Laverne drew a long breath. She was half magnetized by the intensity, by the strange expression in the face, the eager eyes.

"I shall be sorry to have you go." She hardly knew what to say. Sorrow did not half express it.

"Don't mind me—yes, it is true, too. But I heard a story last night that suggested such a splendid possibility. I couldn't sleep. And I can't tell you just yet, but when you hear it—oh, you'll be tender and not break my heart that is so set upon it. Something you can do for me."

"I will do anything in my power."

"Remember that when I ask you."

She was fain to keep her longer, but Laverne had a curious feeling that she could not understand, a half fear or mystery. And then she had some translation to make for to-morrow. She was studying German now.

She worked steadily at her lessons. Then she had a race with Bruno, and waited out on the steps for Uncle Jason. What would happen to her to-morrow? It might be an elegant parting gift. How strange Mrs. Westbury had been. No one had influenced her in just that way before.

Then she went to bed and fell asleep with the ease of healthy youth. Jason Chadsey tossed and tumbled. What would to-morrow bring? How would Laverne take it? Must she go? Would she go? How could he endure it?

"One," the solemn old clock downstairs said. "Two." He had half a mind to get up. Hark, what was that? Or was he dreaming? Oh, again, now a clang sharp enough to arouse any one. Fire! Fire! He sprang out of bed and went to the window. Was it down there on the bay? He stood paralyzed while the clamor grew louder, and flames shot up in great spires, yellow-red against the blue sky. And now an immense sheet that seemed to blot out the middle of the bay, as if it could run across. "Clang, clang," went the bells.

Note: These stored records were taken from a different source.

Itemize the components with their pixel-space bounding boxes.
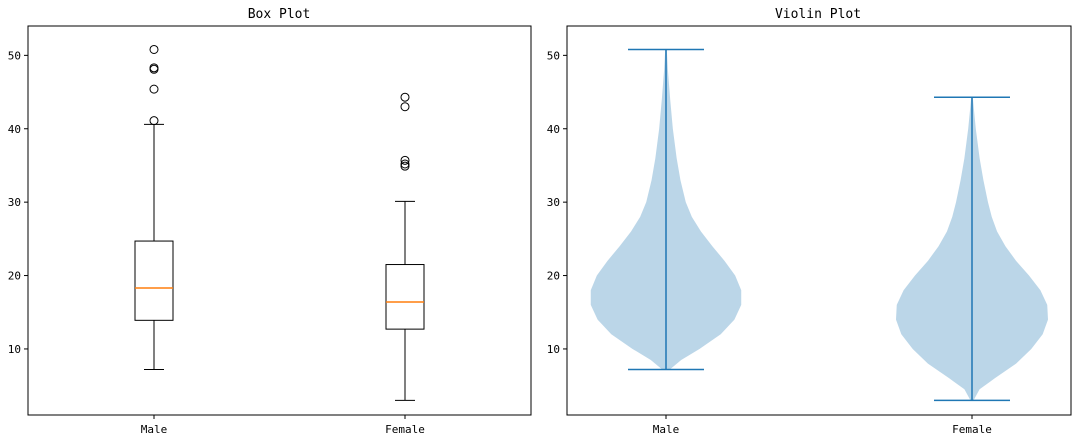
outlier-point <box>400 159 410 169</box>
outlier-point <box>149 84 159 94</box>
violin-plot-axes: Violin Plot 10 20 30 40 50 Male Female <box>547 7 1072 436</box>
violin-x-tick-label: Male <box>653 423 680 436</box>
violin-plot-title: Violin Plot <box>775 7 861 22</box>
violin-y-tick-label: 50 <box>547 49 560 62</box>
box-plot-frame <box>27 25 532 416</box>
box-plot-title: Box Plot <box>248 7 311 22</box>
box-x-tick-label: Female <box>385 423 425 436</box>
box-y-tick-label: 40 <box>8 123 21 136</box>
box-plot-axes: Box Plot 10 20 30 40 50 Male Female <box>8 7 532 436</box>
box-y-tick-label: 50 <box>8 49 21 62</box>
outlier-point <box>149 44 159 54</box>
violin-plot-x-ticks: Male Female <box>653 415 992 436</box>
outlier-point <box>400 92 410 102</box>
box-male <box>134 44 174 370</box>
box-y-tick-label: 30 <box>8 196 21 209</box>
box-female <box>385 92 425 401</box>
violin-female <box>896 96 1048 402</box>
box-y-tick-label: 10 <box>8 343 21 356</box>
violin-plot-frame <box>566 25 1072 416</box>
violin-y-tick-label: 20 <box>547 270 560 283</box>
violin-plot-marks <box>590 48 1048 402</box>
violin-y-tick-label: 10 <box>547 343 560 356</box>
violin-y-tick-label: 30 <box>547 196 560 209</box>
outlier-point <box>400 155 410 165</box>
outlier-point <box>400 161 410 171</box>
outlier-point <box>149 63 159 73</box>
violin-y-tick-label: 40 <box>547 123 560 136</box>
outlier-point <box>149 116 159 126</box>
outlier-point <box>400 102 410 112</box>
iqr-box <box>385 264 425 330</box>
box-plot-marks <box>134 44 425 401</box>
iqr-box <box>134 240 174 321</box>
violin-plot-y-ticks: 10 20 30 40 50 <box>547 49 567 356</box>
box-plot-x-ticks: Male Female <box>141 415 425 436</box>
violin-male <box>590 48 742 371</box>
violin-x-tick-label: Female <box>952 423 992 436</box>
box-x-tick-label: Male <box>141 423 168 436</box>
box-plot-y-ticks: 10 20 30 40 50 <box>8 49 28 356</box>
box-y-tick-label: 20 <box>8 270 21 283</box>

"Oh, what is it, fire?" cried Miss Holmes.

"Fire down on the docks. I must go. Do not disturb Laverne."

Let her sleep now. She would know sorrow soon enough.

He dressed hurriedly and went out. The stars were still shining in the blue sky, though round the edges toward the eastward there were faint touches of grayish white. But the zenith seemed aflame. Up went the great spires grandly, a thing to be admired if it brought no loss. He went stumbling down the rough ways in the semi-darkness. Once a stone rolled and he fell. Then he hurried on. Other people were out—you could discern windows crowded with heads. Was San Francisco to have another holocaust? There were shrieks and cries. The noise of the engines, blowing of horns, whistles, boats steaming up, others being towed out in the bay, wooden buildings hastily demolished to stay the progress of the red fiend. Crowds upon crowds, as if the sight were a new one.

On the corner of Davis Street he sat down on a barrel, close by a stoop, overwhelmed by the certainty. Why go any nearer? The rigging of a vessel had caught, the flames twisted this way and that by their own force, as there was no wind, fortunately.

All the labor of years was swallowed up, her fortune, her luxuries, her pleasures. Another twelve months and it would have been secured. But, alas! she would not be here to share it. Did it matter so very much? His soul within him was numb. Since he had lost her, what need he care for a prosperity she could not share?

The hot air swept his face. Pandemonium sounded in his ears. Men ran to and fro, but he sat there in a kind of dumb despair that all his life should have gone for nought, labor, and love as well.